PHENOMENALITY: *marvelous*
MYTHICITY: *fair*
FRYEAN MYTHOS: *adventure*
CAMPBELLIAN FUNCTION: *cosmological, psychological*
I don't know if the producers of TRANCERS 3 wrote out the character of the hero's wife because the actress who'd played her, Helen Hunt, had just rocketed to the Big Time with the teleseries MAD ABOUT YOU-- with this installment marking Hunt's last contribution to the series. But irrespective of the precise reasons, Tim Thomerson's hero Jack Deth works much better when he's not happy, so the loss of a stable love-life was an improvement.
Even before a new conflict begins, Deth is having marital trouble with Lena (Hunt).

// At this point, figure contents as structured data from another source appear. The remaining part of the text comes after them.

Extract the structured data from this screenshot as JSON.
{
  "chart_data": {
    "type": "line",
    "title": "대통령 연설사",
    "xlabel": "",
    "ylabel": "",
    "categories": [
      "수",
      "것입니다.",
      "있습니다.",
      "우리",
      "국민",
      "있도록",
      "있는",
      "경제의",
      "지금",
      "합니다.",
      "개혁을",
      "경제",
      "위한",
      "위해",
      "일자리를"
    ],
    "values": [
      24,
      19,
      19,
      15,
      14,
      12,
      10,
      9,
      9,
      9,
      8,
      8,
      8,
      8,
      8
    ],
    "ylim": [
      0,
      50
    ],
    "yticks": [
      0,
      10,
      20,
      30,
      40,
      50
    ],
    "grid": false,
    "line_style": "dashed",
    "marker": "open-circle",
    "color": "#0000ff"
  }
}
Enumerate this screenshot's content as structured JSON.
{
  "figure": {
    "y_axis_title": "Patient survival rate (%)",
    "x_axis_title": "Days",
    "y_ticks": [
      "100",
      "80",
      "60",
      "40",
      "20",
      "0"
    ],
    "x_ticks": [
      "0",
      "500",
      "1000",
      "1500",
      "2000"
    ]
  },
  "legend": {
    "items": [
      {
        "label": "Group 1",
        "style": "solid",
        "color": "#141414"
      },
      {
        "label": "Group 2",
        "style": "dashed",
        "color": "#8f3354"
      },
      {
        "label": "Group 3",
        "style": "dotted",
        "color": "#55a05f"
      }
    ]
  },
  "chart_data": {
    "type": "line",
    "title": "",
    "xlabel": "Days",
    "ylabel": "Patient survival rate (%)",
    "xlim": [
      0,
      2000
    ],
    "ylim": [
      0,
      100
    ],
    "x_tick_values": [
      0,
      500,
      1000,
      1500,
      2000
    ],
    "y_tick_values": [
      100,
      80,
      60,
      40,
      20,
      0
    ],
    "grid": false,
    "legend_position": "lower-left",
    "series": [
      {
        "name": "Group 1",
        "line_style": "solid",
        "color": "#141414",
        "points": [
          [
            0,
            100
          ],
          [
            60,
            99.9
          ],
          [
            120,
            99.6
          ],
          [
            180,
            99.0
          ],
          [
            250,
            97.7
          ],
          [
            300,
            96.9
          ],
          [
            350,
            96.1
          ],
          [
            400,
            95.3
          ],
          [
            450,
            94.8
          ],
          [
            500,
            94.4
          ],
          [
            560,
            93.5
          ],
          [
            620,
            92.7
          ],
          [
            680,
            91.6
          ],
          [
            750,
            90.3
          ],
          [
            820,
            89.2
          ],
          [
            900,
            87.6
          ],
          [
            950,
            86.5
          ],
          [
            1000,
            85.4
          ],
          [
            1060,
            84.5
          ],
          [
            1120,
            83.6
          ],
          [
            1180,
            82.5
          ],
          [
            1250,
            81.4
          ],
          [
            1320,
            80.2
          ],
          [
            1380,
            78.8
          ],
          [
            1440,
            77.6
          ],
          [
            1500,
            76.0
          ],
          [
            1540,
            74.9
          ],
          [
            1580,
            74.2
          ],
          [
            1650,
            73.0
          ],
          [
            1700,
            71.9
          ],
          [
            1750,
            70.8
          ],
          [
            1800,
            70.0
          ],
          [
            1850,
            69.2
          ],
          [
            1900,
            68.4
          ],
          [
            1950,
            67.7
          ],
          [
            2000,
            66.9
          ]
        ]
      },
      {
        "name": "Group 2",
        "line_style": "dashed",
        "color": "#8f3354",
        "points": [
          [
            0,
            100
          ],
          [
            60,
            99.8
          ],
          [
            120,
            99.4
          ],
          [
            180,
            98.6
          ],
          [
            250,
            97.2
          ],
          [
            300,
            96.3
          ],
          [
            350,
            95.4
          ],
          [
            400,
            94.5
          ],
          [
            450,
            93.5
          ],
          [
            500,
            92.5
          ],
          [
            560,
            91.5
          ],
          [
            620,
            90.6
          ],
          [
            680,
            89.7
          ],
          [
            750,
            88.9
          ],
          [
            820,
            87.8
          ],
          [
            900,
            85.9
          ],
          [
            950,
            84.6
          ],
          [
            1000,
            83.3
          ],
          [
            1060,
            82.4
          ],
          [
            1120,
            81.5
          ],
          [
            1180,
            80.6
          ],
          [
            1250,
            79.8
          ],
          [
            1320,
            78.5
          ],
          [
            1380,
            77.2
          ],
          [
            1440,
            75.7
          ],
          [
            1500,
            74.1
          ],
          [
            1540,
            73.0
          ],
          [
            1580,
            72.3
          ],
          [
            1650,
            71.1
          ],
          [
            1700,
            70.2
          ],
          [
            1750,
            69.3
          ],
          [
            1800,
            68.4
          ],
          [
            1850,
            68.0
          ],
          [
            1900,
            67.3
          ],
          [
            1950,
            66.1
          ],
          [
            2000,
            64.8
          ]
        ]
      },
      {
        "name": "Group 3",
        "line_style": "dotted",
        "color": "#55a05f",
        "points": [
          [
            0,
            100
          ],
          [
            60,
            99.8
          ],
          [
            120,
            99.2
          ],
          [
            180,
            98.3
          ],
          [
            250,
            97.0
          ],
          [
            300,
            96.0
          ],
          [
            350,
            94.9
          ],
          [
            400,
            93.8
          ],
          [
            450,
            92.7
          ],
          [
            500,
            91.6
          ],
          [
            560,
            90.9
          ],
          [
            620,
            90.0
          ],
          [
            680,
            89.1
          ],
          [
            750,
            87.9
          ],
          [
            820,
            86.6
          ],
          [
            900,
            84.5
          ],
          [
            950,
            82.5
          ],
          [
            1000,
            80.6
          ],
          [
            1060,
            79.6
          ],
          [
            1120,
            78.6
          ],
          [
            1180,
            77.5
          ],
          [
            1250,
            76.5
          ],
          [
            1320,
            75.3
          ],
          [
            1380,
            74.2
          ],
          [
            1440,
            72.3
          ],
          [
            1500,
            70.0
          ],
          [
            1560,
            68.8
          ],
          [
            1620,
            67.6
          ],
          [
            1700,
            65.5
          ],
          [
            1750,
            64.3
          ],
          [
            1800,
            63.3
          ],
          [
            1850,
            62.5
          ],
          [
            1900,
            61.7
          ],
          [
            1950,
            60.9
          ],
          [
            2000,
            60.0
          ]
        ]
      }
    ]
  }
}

Then he gets his mental essence summoned back to his native time, the 23rd century, because yet another evil genius has started unleashing the zombies known as "Trancers," this time in the hoary old year of 2005. It's not clear to me as to what happens to the body Deth was occupying when his future-self vanishes, but I guess Lena views his leave-taking as desertion. When Deth makes it to 2005, he learns that in the meantime Lena divorced him and married someone else. She appears just long enough to tell the hero how happy she is, and then Deth's nicely pissed off for his next battle with evildoers.
This time the villain is the risibly named Colonel Daddy Muthuh (Andrew Robinson), so named because he's been both father and mother to all the soldiers under his command. Muthuh has some notion of conquering his timeline with his small army of super-strong zombies, though most of them just look like ordinary gym-rats, including a female fighter (Dawn Ann Billings). Robinson has a nice time chewing the scenery and up to this point essays the series' best villain.
Deth gets diverse help from Movie #2's character Alice (Megan Ward), a big alien goon he calls Godzilla, and a female Trancer-cop called T.J. (Melanie Smith). But Deth's the whole show here, even if it's pretty much a road-show in terms of its meager FX budget.